“I’m furious.” She doesn’t deny it. “You could have died.”
“So could you.”
“That’s different.”
“How?”
She opens her mouth. Closes it. Her expression shifts through emotions I can’t quite track.
“I don’t know.” The admission costs her. I see it in the way her shoulders tighten, the way her gaze drops. “I don’t know how it’s different. But it is.”
The silence stretches between us. The waystation’s failing wards hum weakly. The dead hounds cool on the frost-covered floor. My blood stains the stone where I fell.
And all I can think about is the feel of her magic merging with mine. The way it fit—like it recognized something in me and didn’t recoil.
“Rest with me.”
The words escape before I can stop them. Not a command—an offering. The closest thing to vulnerability I can manage.
Zephyra looks at me. Whatever she sees in my face makes her pause—the anger doesn’t disappear, but it shifts. Transforms into a tiredness that matches my own.
“Fine.” She settles against the wall beside me. Close. Closer than necessary. Her shoulder presses against my uninjured side, and the contact sends heat racing through my blood. “But if you start bleeding again, I’m not helping. You can suffer alone.”
“Understood.”
We sit there in the damaged waystation, surrounded by dead hunters and failing magic and the distant pressure of divine attention. Her breathing evens out beside me. Not sleep—she’s too wound up for that—but rest. Recovery.
Outside, the ley-roads continue their corrupt pulse. Blue light flickers through the gaps in the waystation walls, casting shifting shadows across the frost-covered floor. The dead hounds are already beginning to break down, their divine animation fading, their wrong-jointed bodies collapsing into ordinary ice.
The wound throbs with each heartbeat, my dragon working slowly to repair what remains damaged.
Zephyra’s head tips slightly, resting against my shoulder. Unconscious movement, probably. Exhaustion pulling her toward the nearest source of stability.
I don’t move. Don’t shift her away. Don’t remind her of the distance we should be keeping.
I let her rest against me and fight the urge to wrap my body around hers until nothing can reach her without going through me first.
NINE
ZEPHYRA
We found it three hours after leaving the waystation, following directions I pieced together from corrupted ley-road markers and half-remembered maps. The trek was silent, focused—both of us still processing what happened in that cramped shelter. The way my head had rested against his shoulder. The way he hadn’t moved me.

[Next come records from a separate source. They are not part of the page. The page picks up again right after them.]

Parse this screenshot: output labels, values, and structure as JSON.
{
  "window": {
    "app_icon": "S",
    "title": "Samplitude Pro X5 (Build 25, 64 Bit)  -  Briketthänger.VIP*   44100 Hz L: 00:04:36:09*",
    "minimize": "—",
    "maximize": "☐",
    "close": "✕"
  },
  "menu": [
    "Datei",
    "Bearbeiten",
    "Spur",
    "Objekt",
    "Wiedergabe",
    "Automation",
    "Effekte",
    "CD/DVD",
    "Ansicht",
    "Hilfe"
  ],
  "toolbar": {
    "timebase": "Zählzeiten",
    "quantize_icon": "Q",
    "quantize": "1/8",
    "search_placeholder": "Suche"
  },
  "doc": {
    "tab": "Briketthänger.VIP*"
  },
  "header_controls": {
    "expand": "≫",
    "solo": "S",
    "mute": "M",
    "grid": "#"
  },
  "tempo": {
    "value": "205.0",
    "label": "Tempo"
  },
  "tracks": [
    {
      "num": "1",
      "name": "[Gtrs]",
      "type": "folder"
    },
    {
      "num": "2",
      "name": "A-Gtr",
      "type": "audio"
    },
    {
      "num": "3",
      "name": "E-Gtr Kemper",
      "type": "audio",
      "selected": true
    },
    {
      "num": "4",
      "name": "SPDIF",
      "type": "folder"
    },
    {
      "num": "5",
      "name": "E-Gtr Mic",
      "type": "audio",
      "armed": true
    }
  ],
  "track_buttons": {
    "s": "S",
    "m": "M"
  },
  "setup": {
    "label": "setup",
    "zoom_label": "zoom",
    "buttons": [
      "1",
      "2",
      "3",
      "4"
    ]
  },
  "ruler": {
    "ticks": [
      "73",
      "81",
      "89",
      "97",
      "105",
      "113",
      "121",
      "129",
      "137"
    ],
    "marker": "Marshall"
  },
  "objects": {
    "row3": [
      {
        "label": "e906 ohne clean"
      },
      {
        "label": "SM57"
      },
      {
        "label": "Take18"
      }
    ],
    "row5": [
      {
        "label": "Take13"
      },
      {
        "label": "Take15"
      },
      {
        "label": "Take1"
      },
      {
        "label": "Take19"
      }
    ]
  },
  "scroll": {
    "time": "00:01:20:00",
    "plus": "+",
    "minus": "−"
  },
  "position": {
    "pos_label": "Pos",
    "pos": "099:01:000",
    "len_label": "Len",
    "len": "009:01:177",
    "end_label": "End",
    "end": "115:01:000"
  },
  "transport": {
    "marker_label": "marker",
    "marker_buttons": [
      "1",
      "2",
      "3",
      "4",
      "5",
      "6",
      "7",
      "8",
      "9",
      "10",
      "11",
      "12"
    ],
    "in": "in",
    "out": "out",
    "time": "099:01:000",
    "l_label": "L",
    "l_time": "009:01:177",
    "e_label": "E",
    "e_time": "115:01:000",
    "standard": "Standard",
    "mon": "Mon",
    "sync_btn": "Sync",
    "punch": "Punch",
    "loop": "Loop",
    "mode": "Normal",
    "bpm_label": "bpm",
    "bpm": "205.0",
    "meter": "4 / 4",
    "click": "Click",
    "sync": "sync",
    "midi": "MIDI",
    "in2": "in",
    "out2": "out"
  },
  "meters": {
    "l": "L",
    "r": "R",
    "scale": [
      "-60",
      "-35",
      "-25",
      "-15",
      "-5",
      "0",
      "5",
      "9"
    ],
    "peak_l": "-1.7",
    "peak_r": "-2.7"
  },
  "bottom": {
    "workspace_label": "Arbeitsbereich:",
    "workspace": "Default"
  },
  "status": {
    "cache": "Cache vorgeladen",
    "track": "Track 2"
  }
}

The way neither of us mentioned it.
The opening descends at a steep angle, carved from living rock and coated in preservation ice that gleams with an inner luminescence different from the punitive frost elsewhere. My Auric Veil reads the magic immediately, sorting the differences between this ice and the Arbiter’s ice that blankets the rest of the realm.
This ice wasn’t created to punish. It was created to protect.
“Wait here.” Tyr moves ahead of me before I can respond, his body blocking the entrance as he scans the darkness below. The fading daylight barely penetrates beyond the first few steps, swallowed by the crystalline surfaces lining the walls.
I don’t argue. The wound in his side has closed—dragon healing compensating for the damage the Crown Houndsinflicted—but he moves with a stiffness that tells me the internal repairs aren’t complete. He needs rest, not reconnaissance.
He’s not going to get it. Neither of us will, until we understand what we’re facing.
We need answers before it strikes again.
Tyr descends into the darkness without waiting for my assessment. I follow, one hand trailing along the ice-coated wall for balance. The steps are slick, worn smooth by time and magic, and the temperature drops with each stride.